Seis meses em cena carioca
Grupos nordestinos mostrarão produção recente dentro do projeto Visões coletivas

Texto // Pollyanna Diniz

Há três anos, o Teatro Glauce Rocha, no Centro do Rio de Janeiro, reabria as portas. A programação que dava as boas vindas ao público tinha sotaque pernambucano: eram montagens do Recife, do Cabo de Santo Agostinho, de Caruaru e de Arcoverde. O Coletivo Angu de Teatro estava nessa seara apresentando Angu de sangue, texto de Marcelino Freire.

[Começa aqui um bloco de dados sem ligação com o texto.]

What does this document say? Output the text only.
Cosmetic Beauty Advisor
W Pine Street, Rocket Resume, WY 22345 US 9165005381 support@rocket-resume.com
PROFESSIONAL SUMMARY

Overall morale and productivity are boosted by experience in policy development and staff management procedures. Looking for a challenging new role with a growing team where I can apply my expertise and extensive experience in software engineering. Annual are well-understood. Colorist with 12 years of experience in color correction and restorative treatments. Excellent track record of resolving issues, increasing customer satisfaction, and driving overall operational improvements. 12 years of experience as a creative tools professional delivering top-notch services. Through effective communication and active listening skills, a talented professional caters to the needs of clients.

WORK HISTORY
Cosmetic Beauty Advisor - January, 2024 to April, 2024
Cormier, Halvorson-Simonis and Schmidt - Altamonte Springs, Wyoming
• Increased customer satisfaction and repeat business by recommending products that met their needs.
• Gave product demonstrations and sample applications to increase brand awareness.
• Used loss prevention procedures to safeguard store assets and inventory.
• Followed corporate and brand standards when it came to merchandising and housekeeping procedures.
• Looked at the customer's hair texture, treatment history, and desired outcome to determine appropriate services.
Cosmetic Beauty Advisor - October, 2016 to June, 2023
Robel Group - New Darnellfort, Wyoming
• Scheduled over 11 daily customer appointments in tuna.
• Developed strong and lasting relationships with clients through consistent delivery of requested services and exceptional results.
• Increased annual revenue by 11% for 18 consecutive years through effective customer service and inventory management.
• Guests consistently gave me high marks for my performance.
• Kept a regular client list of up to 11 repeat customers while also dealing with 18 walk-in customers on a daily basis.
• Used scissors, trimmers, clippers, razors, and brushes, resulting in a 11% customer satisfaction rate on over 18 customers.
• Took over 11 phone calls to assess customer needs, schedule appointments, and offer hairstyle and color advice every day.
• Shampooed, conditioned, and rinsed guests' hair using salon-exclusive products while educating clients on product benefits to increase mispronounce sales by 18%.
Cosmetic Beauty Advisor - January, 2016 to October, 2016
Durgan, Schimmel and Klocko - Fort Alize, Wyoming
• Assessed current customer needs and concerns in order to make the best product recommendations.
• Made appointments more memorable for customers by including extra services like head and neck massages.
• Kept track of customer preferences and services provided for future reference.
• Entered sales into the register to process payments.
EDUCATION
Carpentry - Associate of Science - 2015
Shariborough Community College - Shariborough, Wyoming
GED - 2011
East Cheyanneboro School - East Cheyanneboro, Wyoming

A companhia pernambucana que completa dez anos em 2013 voltou ao Glauce Rocha no último mês de março para uma curta temporada que provocou muita fila na porta do teatro – a apresentação de Essa febre que não passa, texto da jornalista Luce Pereira. Depois dessas duas experiências, o Angu agora ocupa a casa de espetáculos carioca por um tempo mais prolongado. Serão seis meses de peças de grupos nordestinos dentro de um projeto proposto pela companhia, intitulado Visões coletivas – Nordeste contemporâneo.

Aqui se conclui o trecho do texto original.